韓国:KBL代表 ――安養(アニャン)KGC――

◆キム・スンギ・ヘッドコーチ

ディフェンスからの速攻が武器。
いい試合をお見せしたい。

「まずはこの記念すべき試合にご招待いただき、本当に感謝している。川崎さんとはプレシーズンで何度かゲームをしたが、そのときはうちのチームの調子があまりよくなかった。現在、韓国はシーズンの真っ最中で状態が上がってきており、リーグで1、2位を争っている状態。KGCの武器は、ディフェンスからの速攻だ。
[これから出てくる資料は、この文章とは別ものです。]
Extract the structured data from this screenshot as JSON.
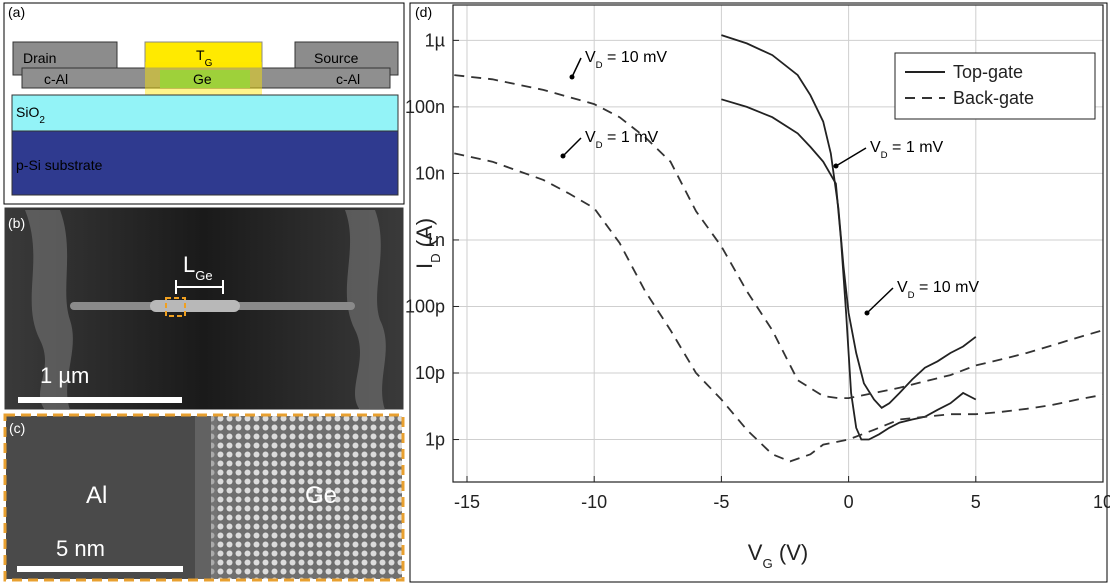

現在、ケガ人が3名ほどいて(ヤン・ヒジョン、オ・セグン、イ・ジョンヒョン)、ガードの一人は来日せずに韓国でリハビリ中だ。ケガ人は長くは出ないが、それでも12人を起用して、いいゲームができると思う。川崎のプレースタイルはある程度、把握しているので、プレシーズンのようにはならないと思う。今回の一戦が、今後のアジアのバスケットボールの発展につながっていけばと思っている」

◆#3イ・ジョンヒョン(191㎝/89㎏/G/29歳)

攻撃的なプレーでチームを引っ張りたい。

「このたびはご招待いただき、誠にありがとうございます。両チームともにいい選手が揃っているので、明日はいい試合にできると思う。個人としてはシューターなので、攻撃的なプレーに注目してほしい。自分の攻撃力でチームを引っ張って行けたらと思っている」

◆#28キーファー・サイクス(178㎝/76㎏/G/23歳)

チームの司令塔としてがんばる

「今回は初めてのEAST ASIAのチャンピオンシップ。非常に楽しみにしている。自分は運動神経に優れ、得点力がある。ポイントガードなので、チームの司令塔としてがんばりたい」

◆#41オ・セグン(200㎝/102㎏/C/29歳)

国家代表戦のつもりで戦いたい!

「両チームともに国家代表が揃っていることで、明日の試合も国家代表戦だと思って戦っていきたい。自分はセンターとしてはそれほど高さがないが、速攻などの速いプレーと戦闘的なプレーに注目してほしい」
 
 
【安養KGC:プロフィール】
KGCプロバスケットボールクラブは2010年9月設立。
京畿道南部の安養市に拠点を置く。
2011-12シーズンはレギュラーシーズン2位(36勝18敗)を記録し、ファイナルに進出。
プレーオフではアグレッシブなディフェンスを武器に
安養市に拠点をおくクラブとして初めてKBLチャンピオンを獲得。
クラブの理念はStronger& Faster。
それぞれのポジションに才能ある若手選手を抱え、現在6名の新旧の韓国代表選手が在籍中。
#3イ・ジョンヒョンは今シーズンKBLの第2ラウンドのMVP。
韓国人選手の得点1位2位が、#3イ・ジョンヒョン、#41オ・セグンであり、
リバウンド1位も#41オ・セグンだ。
#55デビッド・サイモンはKBL得点ランキング4位。
韓国プロバスケチームのスター軍団と言えるチームだ。